Biographie d’Inès Lyautey
La Maréchale Inès Lyautey
(1862-1953)
Inès Lyautey, née Inès de Bourgoing, a consacré sa vie aux autres. Après être devenue la veuve du capitaine Joseph Fortoul avec qui elle a eu 3 enfants, elle est devenue infirmière. À l’occasion d’une mission au Maroc, elle rencontre Hubert Lyautey. Elle devient « son meilleur collaborateur » selon les mots du futur Maréchal.
La vie d’Inès fut celle d’une femme profondément altruiste, et mérite d’être connue.
Inès de Bourgoing naît à Paris, le 5 janvier.

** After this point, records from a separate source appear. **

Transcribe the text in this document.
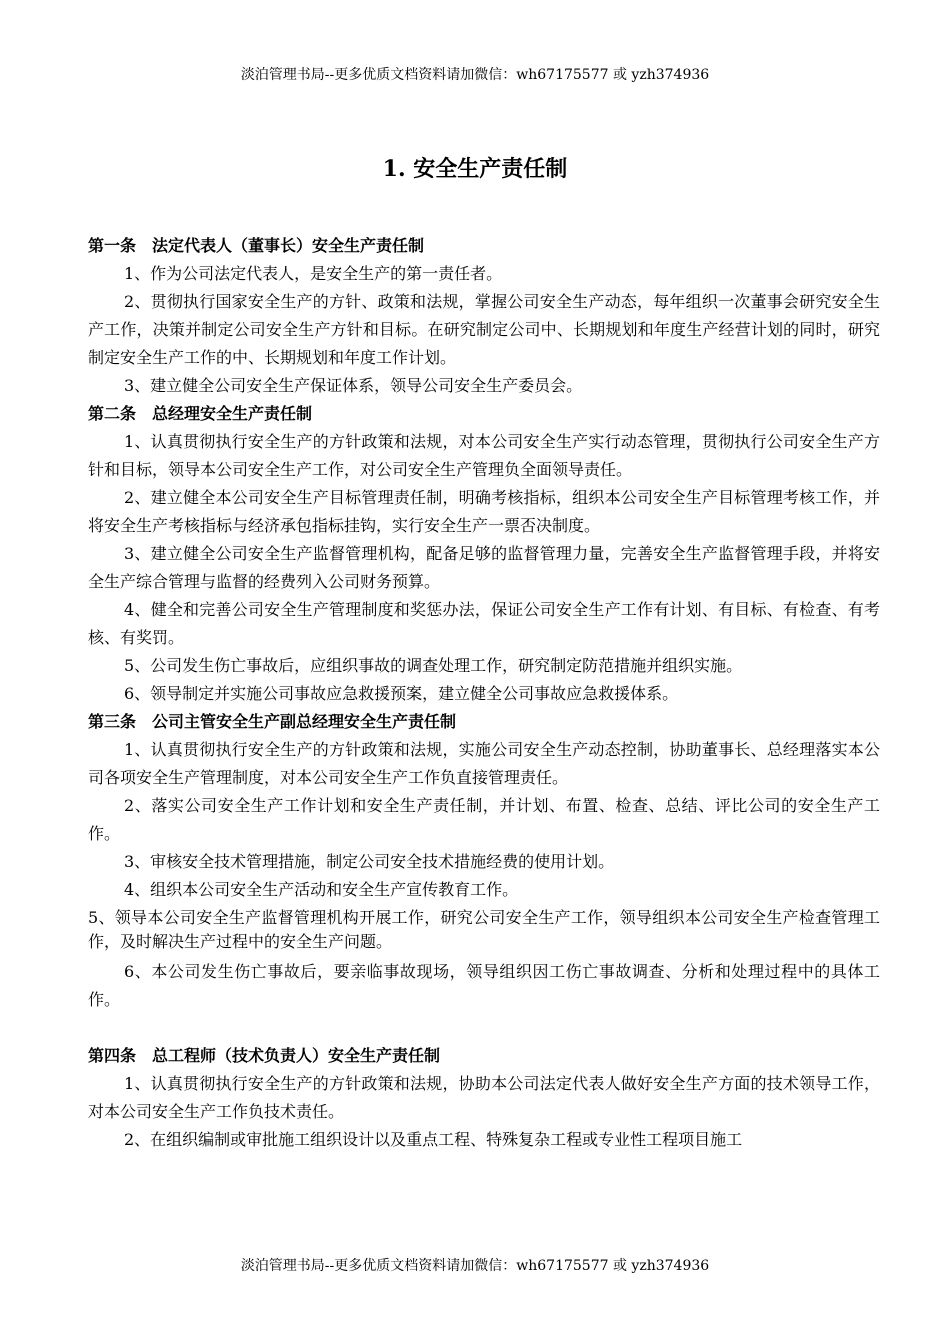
淡泊管理书局--更多优质文档资料请加微信：wh67175577 或 yzh374936
1. 安全生产责任制

第一条　法定代表人（董事长）安全生产责任制

1、作为公司法定代表人，是安全生产的第一责任者。

2、贯彻执行国家安全生产的方针、政策和法规，掌握公司安全生产动态，每年组织一次董事会研究安全生产工作，决策并制定公司安全生产方针和目标。在研究制定公司中、长期规划和年度生产经营计划的同时，研究制定安全生产工作的中、长期规划和年度工作计划。

3、建立健全公司安全生产保证体系，领导公司安全生产委员会。

第二条　总经理安全生产责任制

1、认真贯彻执行安全生产的方针政策和法规，对本公司安全生产实行动态管理，贯彻执行公司安全生产方针和目标，领导本公司安全生产工作，对公司安全生产管理负全面领导责任。

2、建立健全本公司安全生产目标管理责任制，明确考核指标，组织本公司安全生产目标管理考核工作，并将安全生产考核指标与经济承包指标挂钩，实行安全生产一票否决制度。

3、建立健全公司安全生产监督管理机构，配备足够的监督管理力量，完善安全生产监督管理手段，并将安全生产综合管理与监督的经费列入公司财务预算。

4、健全和完善公司安全生产管理制度和奖惩办法，保证公司安全生产工作有计划、有目标、有检查、有考核、有奖罚。

5、公司发生伤亡事故后，应组织事故的调查处理工作，研究制定防范措施并组织实施。

6、领导制定并实施公司事故应急救援预案，建立健全公司事故应急救援体系。

第三条　公司主管安全生产副总经理安全生产责任制

1、认真贯彻执行安全生产的方针政策和法规，实施公司安全生产动态控制，协助董事长、总经理落实本公司各项安全生产管理制度，对本公司安全生产工作负直接管理责任。

2、落实公司安全生产工作计划和安全生产责任制，并计划、布置、检查、总结、评比公司的安全生产工作。

3、审核安全技术管理措施，制定公司安全技术措施经费的使用计划。

4、组织本公司安全生产活动和安全生产宣传教育工作。

5、领导本公司安全生产监督管理机构开展工作，研究公司安全生产工作，领导组织本公司安全生产检查管理工作，及时解决生产过程中的安全生产问题。

6、本公司发生伤亡事故后，要亲临事故现场，领导组织因工伤亡事故调查、分析和处理过程中的具体工作。

第四条　总工程师（技术负责人）安全生产责任制

1、认真贯彻执行安全生产的方针政策和法规，协助本公司法定代表人做好安全生产方面的技术领导工作，对本公司安全生产工作负技术责任。

2、在组织编制或审批施工组织设计以及重点工程、特殊复杂工程或专业性工程项目施工

淡泊管理书局--更多优质文档资料请加微信：wh67175577 或 yzh374936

Son père, le baron Philippe de Bourgoing (1827-1882), d’une vieille famille du Nivernais, fut, comme officier, le grand écuyer de Napoléon III avant de devenir Inspecteur du Service des Haras. Il sera élu cinq fois député de la Nièvre.
Sa mère, Anne-Marie Dollfus (1837-1917), était d’une ancienne famille noble de la République de Mulhouse, rattachée à la France en 1798. Elle était la petite fille de Johannès Dollfus, dernier bourgmestre de cette ville libre. Dame d’honneur de l’Impératrice Eugénie, elle lui demanda, à la naissance d’Inès, la faveur d’être la marraine de l’enfant dont le frère aîné a été l’aide de camp du Maréchal Canrobert.
Inès, élevée aux Tuileries, reçut l’éducation très stricte des jeunes filles destinées aux cérémonies de la cour. Elle en gardera le sens du devoir qui fait passer au second plan les problèmes personnels et une faculté d’adaptation face aux situations les plus variées et les plus délicates.
Alors âgée de 18 ans, elle épouse le capitaine d’artillerie Joseph Fortoul, fils du ministre de l’Instruction publique et des Cultes de Napoléon III. Ce jeune officier, entré à l’École Polytechnique en 1867, avait combattu pendant la guerre de 1870, puis avait fait partie de la mission envoyée au Japon pour organiser la nouvelle armée du Mikado. Le temps de suivre à Paris les cours de l’École Supérieure de Guerre, d’épouser Inès de Bourgoing, et il partait en Indochine d’où il revient grièvement blessé.
Inès Fortoul donne naissance à Antoine, leur premier fils. Suivront Mathieu (1882) et Victoire (1886).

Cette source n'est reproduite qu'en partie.